The annual Solomon Trophy matches were a low-key affair, with only six men on each team competing over five days. The average world ranking of the world champion Brits was 29; the average for the less experienced Americans was 102. Everyone’s expectations for the Americans were low - except for, as it turns out, the team members themselves. The American team turned in their best ever performance in the 12-year history of the event. For the first time, they entered the final day of the test matches still alive, losing the test series on that day 13-8.

With Americans on the left, Brits on the right, and Director of Croquet Archie Peck in the middle, the Solomon Trophy matches begin with this official portrait.

The ever-gracious British team captain, David Openshaw, noted during the closing ceremonies of the Solomon Trophy a higher level of skill, discipline and maturity in the American team than he had ever seen. And he should know. At the age of 56, he has played on more international test teams for the British than any other competitor.

Captains of the two teams square off: David Openshaw for Britain on the left, Jerry Stark of California on the right.

The postcript to the Solomon was even more satisfying to the Americans: The American-rules Presidents Cup was an American stampede: the yanks lost only one of the 15 singles and doubles matches. Openshaw’s closing comments were equally gracious, beginning, ‘Unaccustomed as I am to presiding over the defeat of a British team."

Jeff Soo, with his low-key, deliberate style, was the hero of the preseason events, leading his all-North Carolina team to victory in the Presidents Cup, then winning both singles and doubles in the USCA National Championship.

insert: Six victorious North Carolinians (left) pose with the Brits off the East Veranda after the American victory in the President Cup.


But the British were still the overall victors in the week-long competition, and few would expect their supremacy in the sport to be seriously challenged by the Americans in the near future - that is, in the MacRoberton Shield matches to be held at the National Croquet Center in October and November of 2003.
Youngest competitor in the Solomon was 23-year-old Matthew Burrow of Jersey, fresh from beating Stephen Mulliner for the European championship.

The MacRobertson Shield is the sport’s main event, held once every three years, and it comes to America for the first time in 2003. The four competing teams are from Britain, New Zealand, USA, and Australia, and they rank in exactly that order.

In the Shield games of 2000 in New Zealand, the last day of the critical matches was a spectacular cliffhanger. Both the British/Kiwi test and the American/Ozzie test came down the final game in the final match.
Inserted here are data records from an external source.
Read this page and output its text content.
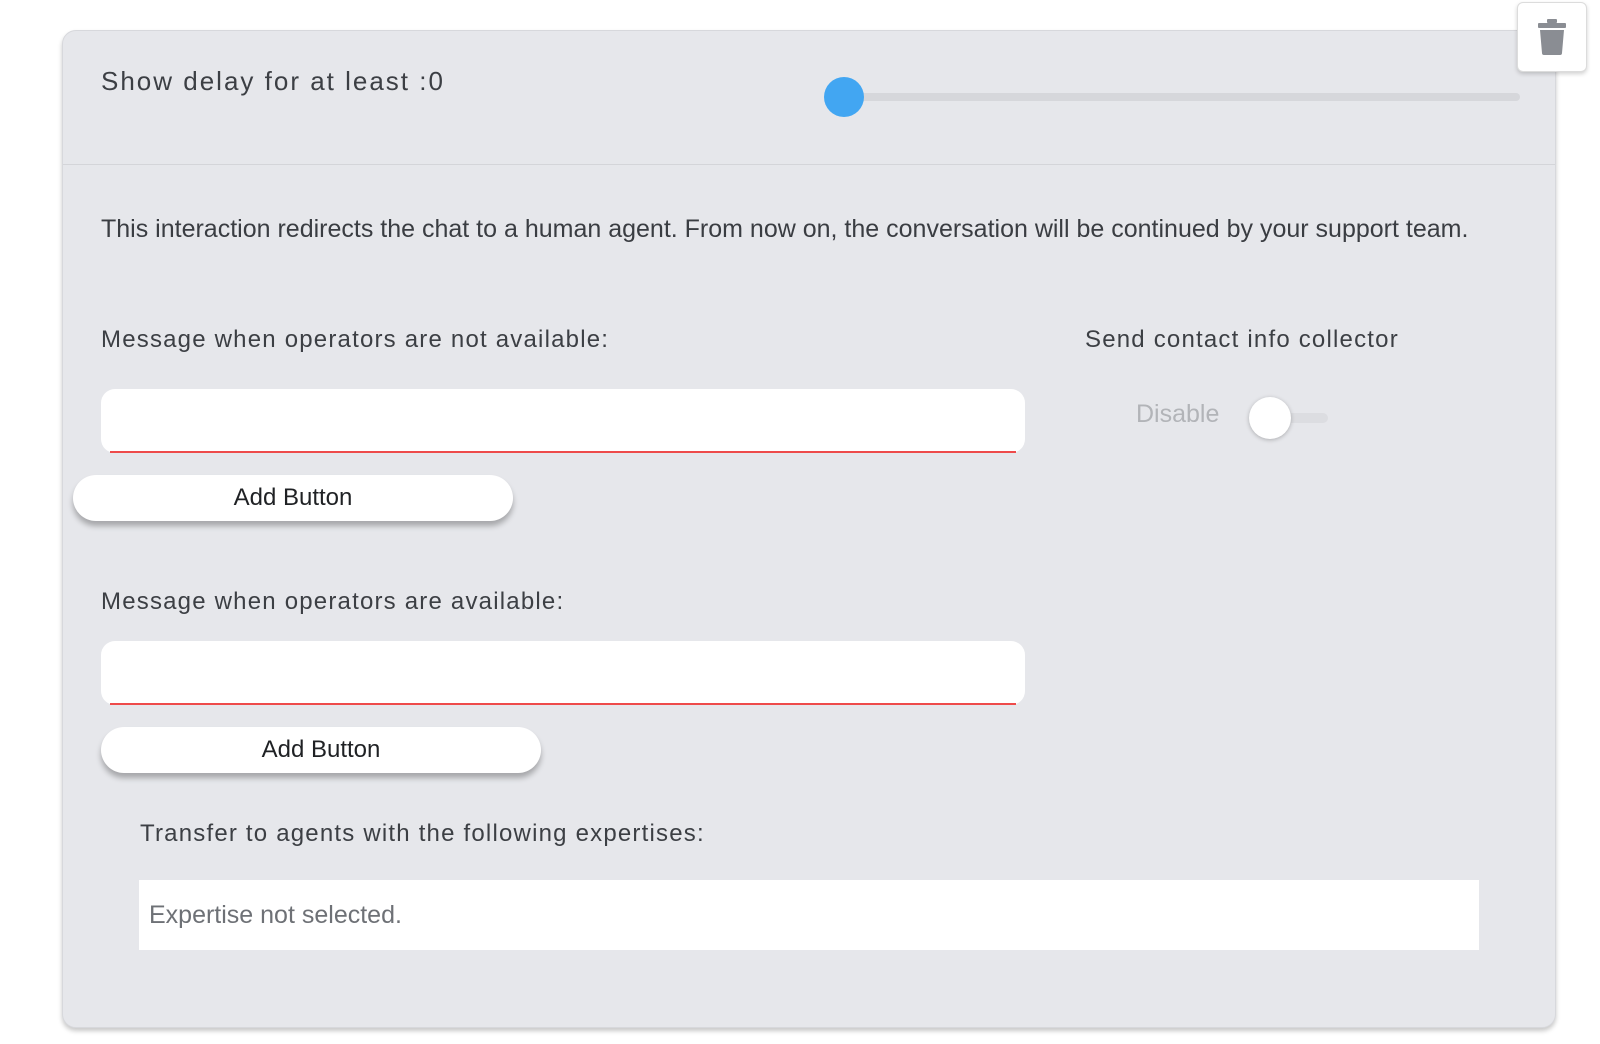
Show delay for at least :0
This interaction redirects the chat to a human agent. From now on, the conversation will be continued by your support team.
Message when operators are not available:
Add Button
Message when operators are available:
Add Button
Send contact info collector
Disable
Transfer to agents with the following expertises:
Expertise not selected.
It’s fair to say that the Brits were shocked and surprised by the performance of the Kiwis, and the Americans were delighted (and perhaps somewhat surprised) to have knocked off the Australians, however narrowly, for the first time - and thus ascend to third place in the ranking of croquet playing nations.

The courts are set up early in the morning before play begins on the world’s largest croquet lawn.

So expectations for the next MacRobertson, in West Palm Beach in 2003, have never been higher, with nothing less than the world order of croquet power at stake.

(left) The British mascot gazes impassively upon the courts, while major donor Bill Campbell gazes equally impassively.

(right) Simon and Nicky Lacey, owners of Diplomatic Travel Ltd. of East Sussex, lunch in Café Croquet with Center staff members, settling details of the British tour they’re sending to Florida in February.


All the games can be played at one venue - a place everyone in the croquet world wants to visit, whether as a top-ranked player at a major competition or a sightseeing snowbird. Thirty or 40 British croquet players are coming over in mid-February just to play at the National Croquet Center and see the sights of South Florida. More will come in November of 2003 to cheer on their teams and to play croquet at other South Florida venues. (It’s a travel adventure being billed as "The Palm Beach Croquet Trail.")

(right) Local volunteers meet in the Members Lounge to plan greeting, hosting, and visitor services. With a small staff, the Center needs good volunteers for both the clubhouse and the lawns

Why does everyone want to come here? Because there is no parallel anywhere to the scale and the intention of the National Croquet Center. Even the Brits, rulers of the sport, acknowledge this. European champ Matthew Burrow was heard telling somebody across the Atlantic in a phone call, "You’ve got to see it, there’s no place like it, anywhere." I asked captain David Openshaw for his official summation, which he gladly gave with a smile: "It’s croquet’s new Mecca."